‘Some’ and ‘any’ can be used with both plural nouns and uncountable nouns. Some and any can be used with both plural nouns and uncountable nouns. Some and any are the two quantifying determiners that are often used when the exact number of things or the amount thereof is not known, or it is irrelevant. The general rule is that ‘any’ is used for questions and negatives while ‘some’ is used for positive. “Some” is used in positive statements. ‘Some’ refer to an unspecified number or amount of a particular entity. When we use ‘some’ in a sentence we mean a few people or things, but not all the people or things.

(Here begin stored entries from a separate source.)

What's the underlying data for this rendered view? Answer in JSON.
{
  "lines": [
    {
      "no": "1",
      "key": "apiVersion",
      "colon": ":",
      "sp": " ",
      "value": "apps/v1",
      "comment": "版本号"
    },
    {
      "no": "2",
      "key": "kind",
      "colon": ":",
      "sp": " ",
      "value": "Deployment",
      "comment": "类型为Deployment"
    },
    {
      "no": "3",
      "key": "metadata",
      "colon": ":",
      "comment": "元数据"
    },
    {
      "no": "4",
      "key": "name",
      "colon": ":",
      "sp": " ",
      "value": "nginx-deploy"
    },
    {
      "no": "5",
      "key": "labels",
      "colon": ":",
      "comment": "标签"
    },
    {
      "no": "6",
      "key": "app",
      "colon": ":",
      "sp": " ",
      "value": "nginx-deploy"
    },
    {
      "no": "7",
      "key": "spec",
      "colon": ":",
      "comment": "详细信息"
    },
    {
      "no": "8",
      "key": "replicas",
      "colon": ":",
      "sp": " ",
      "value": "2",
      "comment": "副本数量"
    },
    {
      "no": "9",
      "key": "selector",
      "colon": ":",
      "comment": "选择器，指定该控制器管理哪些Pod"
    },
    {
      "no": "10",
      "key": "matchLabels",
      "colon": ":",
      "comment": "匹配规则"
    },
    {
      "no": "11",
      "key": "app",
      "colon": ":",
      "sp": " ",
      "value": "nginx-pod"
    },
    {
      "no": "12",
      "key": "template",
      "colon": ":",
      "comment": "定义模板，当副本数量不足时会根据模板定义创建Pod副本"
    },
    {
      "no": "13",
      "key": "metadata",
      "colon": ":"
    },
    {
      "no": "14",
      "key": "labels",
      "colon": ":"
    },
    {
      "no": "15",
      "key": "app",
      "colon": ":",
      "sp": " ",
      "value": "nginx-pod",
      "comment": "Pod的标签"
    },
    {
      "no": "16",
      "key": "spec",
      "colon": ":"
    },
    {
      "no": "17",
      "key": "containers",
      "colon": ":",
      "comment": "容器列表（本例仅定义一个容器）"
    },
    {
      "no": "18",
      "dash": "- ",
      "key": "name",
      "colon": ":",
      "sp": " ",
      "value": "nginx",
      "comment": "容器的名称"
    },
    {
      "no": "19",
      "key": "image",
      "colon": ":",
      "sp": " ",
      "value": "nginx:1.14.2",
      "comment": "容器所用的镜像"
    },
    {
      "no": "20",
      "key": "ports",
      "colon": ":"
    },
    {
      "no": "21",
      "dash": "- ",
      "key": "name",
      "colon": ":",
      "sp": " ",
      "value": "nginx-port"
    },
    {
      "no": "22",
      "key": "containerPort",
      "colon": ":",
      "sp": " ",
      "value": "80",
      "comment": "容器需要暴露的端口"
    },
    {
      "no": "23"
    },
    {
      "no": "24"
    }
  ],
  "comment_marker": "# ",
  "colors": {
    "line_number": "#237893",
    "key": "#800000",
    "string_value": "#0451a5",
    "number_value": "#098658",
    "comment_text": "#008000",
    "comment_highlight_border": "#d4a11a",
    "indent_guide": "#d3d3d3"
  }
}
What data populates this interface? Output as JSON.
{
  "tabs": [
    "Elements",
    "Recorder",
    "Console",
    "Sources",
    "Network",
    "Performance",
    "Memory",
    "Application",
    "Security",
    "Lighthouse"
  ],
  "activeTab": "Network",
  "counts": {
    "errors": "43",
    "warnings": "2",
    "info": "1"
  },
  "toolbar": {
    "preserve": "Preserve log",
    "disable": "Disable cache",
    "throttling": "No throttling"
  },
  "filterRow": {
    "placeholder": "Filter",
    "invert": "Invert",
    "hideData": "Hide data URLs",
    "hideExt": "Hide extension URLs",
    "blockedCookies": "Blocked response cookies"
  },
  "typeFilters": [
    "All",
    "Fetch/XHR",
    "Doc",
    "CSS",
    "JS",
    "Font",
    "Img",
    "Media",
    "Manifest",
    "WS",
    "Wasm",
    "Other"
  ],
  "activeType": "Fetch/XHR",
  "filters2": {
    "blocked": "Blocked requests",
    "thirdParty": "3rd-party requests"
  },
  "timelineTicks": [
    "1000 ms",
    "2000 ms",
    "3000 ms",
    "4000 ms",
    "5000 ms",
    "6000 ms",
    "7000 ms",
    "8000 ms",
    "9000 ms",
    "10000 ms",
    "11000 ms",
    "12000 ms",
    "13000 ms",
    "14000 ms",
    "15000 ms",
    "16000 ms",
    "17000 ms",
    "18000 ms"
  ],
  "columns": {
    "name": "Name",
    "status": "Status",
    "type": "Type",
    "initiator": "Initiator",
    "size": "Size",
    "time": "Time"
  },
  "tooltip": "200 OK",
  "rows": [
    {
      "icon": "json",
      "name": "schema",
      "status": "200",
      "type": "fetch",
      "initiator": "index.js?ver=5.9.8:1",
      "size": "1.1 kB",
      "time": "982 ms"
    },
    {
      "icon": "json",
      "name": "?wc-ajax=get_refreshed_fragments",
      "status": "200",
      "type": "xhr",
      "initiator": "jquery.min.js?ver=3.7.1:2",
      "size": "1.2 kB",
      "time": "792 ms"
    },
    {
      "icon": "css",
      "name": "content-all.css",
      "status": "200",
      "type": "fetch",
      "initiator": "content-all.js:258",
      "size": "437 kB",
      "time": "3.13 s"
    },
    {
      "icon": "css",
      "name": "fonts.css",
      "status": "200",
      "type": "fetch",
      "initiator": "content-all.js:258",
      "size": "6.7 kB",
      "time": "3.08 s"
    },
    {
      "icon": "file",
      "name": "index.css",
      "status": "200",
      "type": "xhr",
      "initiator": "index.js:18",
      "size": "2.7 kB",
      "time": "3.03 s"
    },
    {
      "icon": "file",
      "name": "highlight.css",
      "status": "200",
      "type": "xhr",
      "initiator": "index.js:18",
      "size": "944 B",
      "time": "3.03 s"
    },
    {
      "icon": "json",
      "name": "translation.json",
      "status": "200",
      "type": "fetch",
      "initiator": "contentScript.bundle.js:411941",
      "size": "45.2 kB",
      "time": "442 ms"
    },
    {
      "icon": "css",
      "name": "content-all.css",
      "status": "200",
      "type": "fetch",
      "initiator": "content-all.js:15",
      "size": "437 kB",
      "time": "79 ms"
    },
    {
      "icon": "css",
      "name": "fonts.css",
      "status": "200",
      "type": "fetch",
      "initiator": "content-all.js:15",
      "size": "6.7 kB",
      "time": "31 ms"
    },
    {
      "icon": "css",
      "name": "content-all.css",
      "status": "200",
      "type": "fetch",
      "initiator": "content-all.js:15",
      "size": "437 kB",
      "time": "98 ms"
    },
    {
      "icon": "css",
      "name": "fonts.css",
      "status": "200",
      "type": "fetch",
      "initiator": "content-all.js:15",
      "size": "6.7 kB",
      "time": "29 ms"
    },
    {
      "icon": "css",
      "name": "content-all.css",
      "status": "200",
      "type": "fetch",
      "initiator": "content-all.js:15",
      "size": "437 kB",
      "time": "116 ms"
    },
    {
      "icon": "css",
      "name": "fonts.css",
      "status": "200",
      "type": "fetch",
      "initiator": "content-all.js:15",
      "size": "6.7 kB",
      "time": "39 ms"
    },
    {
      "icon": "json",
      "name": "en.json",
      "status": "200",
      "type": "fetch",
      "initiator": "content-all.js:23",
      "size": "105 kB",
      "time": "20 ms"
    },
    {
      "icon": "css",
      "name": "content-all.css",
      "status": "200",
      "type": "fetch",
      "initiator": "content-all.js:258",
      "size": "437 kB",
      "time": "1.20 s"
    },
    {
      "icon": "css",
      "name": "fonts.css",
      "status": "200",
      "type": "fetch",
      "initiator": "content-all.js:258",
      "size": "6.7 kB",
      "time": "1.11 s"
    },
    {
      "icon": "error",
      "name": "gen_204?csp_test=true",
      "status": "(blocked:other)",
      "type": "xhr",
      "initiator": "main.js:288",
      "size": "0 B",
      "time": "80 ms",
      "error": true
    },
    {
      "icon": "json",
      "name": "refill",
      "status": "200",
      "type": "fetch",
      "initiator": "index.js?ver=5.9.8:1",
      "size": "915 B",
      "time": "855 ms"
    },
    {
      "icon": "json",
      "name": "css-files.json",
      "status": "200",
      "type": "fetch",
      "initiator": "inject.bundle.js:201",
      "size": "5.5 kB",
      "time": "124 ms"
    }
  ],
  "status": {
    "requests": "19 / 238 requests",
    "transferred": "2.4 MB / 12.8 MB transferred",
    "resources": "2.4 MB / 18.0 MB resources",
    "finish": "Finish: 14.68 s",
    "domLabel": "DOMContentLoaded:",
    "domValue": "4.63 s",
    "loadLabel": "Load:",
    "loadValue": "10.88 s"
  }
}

“Some and any are the two quantifying determiners that are often used when the exact number of things or the amount thereof is not known, or it is irrelevant.”
Conversely, ‘Any’ means one or more of something, without indicating the number or amount of it exactly. “Any” is used in negative statements. Both may be used with countable and uncountable nouns.
Difference between Some and Any
- In simple words, ‘some’ refer to a quantifier, representing a specific person or thing or part of a thing, whose number or amount is not certain
- Some refer to a number of people or things whose number is not specified.
- ‘Some’ typically implies a specific type or form. For example, I bought some candles.
- Some is a quantifier, which refers to the amount, number, or part of a particular entity that is not specified. As a determiner, some can be used prior to the nouns to signify the indefinite quantities. However, the quantity is irrelevant; when we use some, it means a limited quantity. ‘Some’ can be used as a pronoun to, wherein the noun is implied.
- We mainly use ‘some’ in the sentences which are affirmative. Although, it can also be used in interrogative sentences while making an offer.
- Some can be used with Plural nouns and nouns that do not show the specific quantity or number.
- Examples: Unnati has some bananas. He bought some clothes.
- In simple words, ‘any’ is a determiner as some, which also denotes an indefinite or unknown quantity of something.
- Any is a quantifier that signifies the quantity of a noun, but not in exact terms. It denotes whatever, whichever, whoever.
- Use ‘any’ when you’re talking about something that is not specific. For example, I don’t want any help
- Any refers to one or the other chosen at random. It can be used as a determiner to represent some or a small amounts of something. As a pronoun, ‘any’ denotes one of or each of a specific kind of an individual or thing, wherein which one is insignificant and so, here the noun is implied.
- We mainly use ‘any’ in the sentences which are negative. When the sentence is negative or asks questions, we use ‘any’.
- When the sentence consists of singular, plural, or nouns that do not indicate the exact quantity or number, we use any.
- Examples: Unnati does not have any bananas. He didn’t buy any clothes.